Coffee Production is Hard Work:
That image above begins to give you a frame of reference for a question I asked, “How do they pick coffee on that mountain?” They looked at my like I was asking the dumbest question in the world. They just said, “with people.” Yep, people climb the side of a mountain and hand-pick every single coffee cherry individually into a basket, which is then gathered at different points and carried in 100 lb bags down the mountain. Good coffee isn’t strip-picked; they don’t just grab a branch and pull. They pick each individual ripe cherry to get the best coffee cherries possible. If they pick unripe cherries with ripe ones, then the coffee will taste under-roasted. So to compensate, people will over-roast poorly picked coffee. Obviously, at Sagebrush that isn’t our coffee, so we need individuals to scale a mountain and hand-pick coffees off of that tree three to five times a season. Think about the labor in that. And frankly, that is just the beginning. Everywhere we drove we saw coffee drying beds, large patios full of coffee in a nearly single layer. These beds would need to be watched throughout the day and the coffee was generally ‘turned’ every 30 minutes by raking them. People were constantly raking coffee. All of this is just the practice of the harvest. It was mesmerizing watching the producers share the results of multi-season tests. For example, they may think to plant Geisha varieties at the top of the mountain because then they won’t be as susceptible to leaf rust, but then they don’t produce as well, because of air density. That test takes three to five years to run. Most of these producers are third or fourth generation farmers and the ‘young’ guys are getting master’s degrees in agricultural engineering.
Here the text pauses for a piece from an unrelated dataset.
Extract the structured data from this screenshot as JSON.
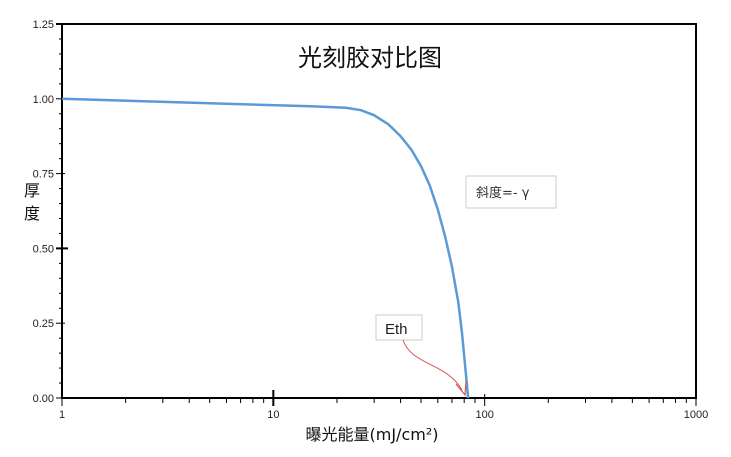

When I say, “We strive to put on display the hard work of the coffee producers in our coffees and drinks,” I mean, when we spend 7-15 minutes per batch roasting the coffee, we truly are trying to stay out of the way. We use our roasting practices to just not mess up all of the work done upstream in our supply chain.
It was everything I’d hoped and nothing I expected:
During the trip, I asked a few people what they thought was the most important part of roaster origin trips. The answer varied, but the overarching theme was relationships. We live a world apart and have everything in common. I knew we’d meet producers and learn about their lives, but there was something magical about sitting around a table with 10 coffee-producing families and hearing about how since our borders opened up, their livelihood is at risk. The best producer lost 20% of their available workforce, which considering the current production processes translates directly to a 20-40% yield loss on their crops. As our prices of gas go up, we may pay a dollar or two more at the pump, but that impacts fertilizer prices, which is a coffee producer's biggest expense. Those prices have doubled. So what do they do? They were debating, do they strip-pick and sell to the C-market? Do they up the prices by 50% and hope that we’ll pay? They didn’t know, but they were multi-generational farmers worried about next year. We closed the conversation with a prayer, it was sweet to hear Don Edwin recognize what we at Sagebrush know is true. We may plan our ways, but we have to rely on a Sovereign God to control the outcome. A world apart and everything in common.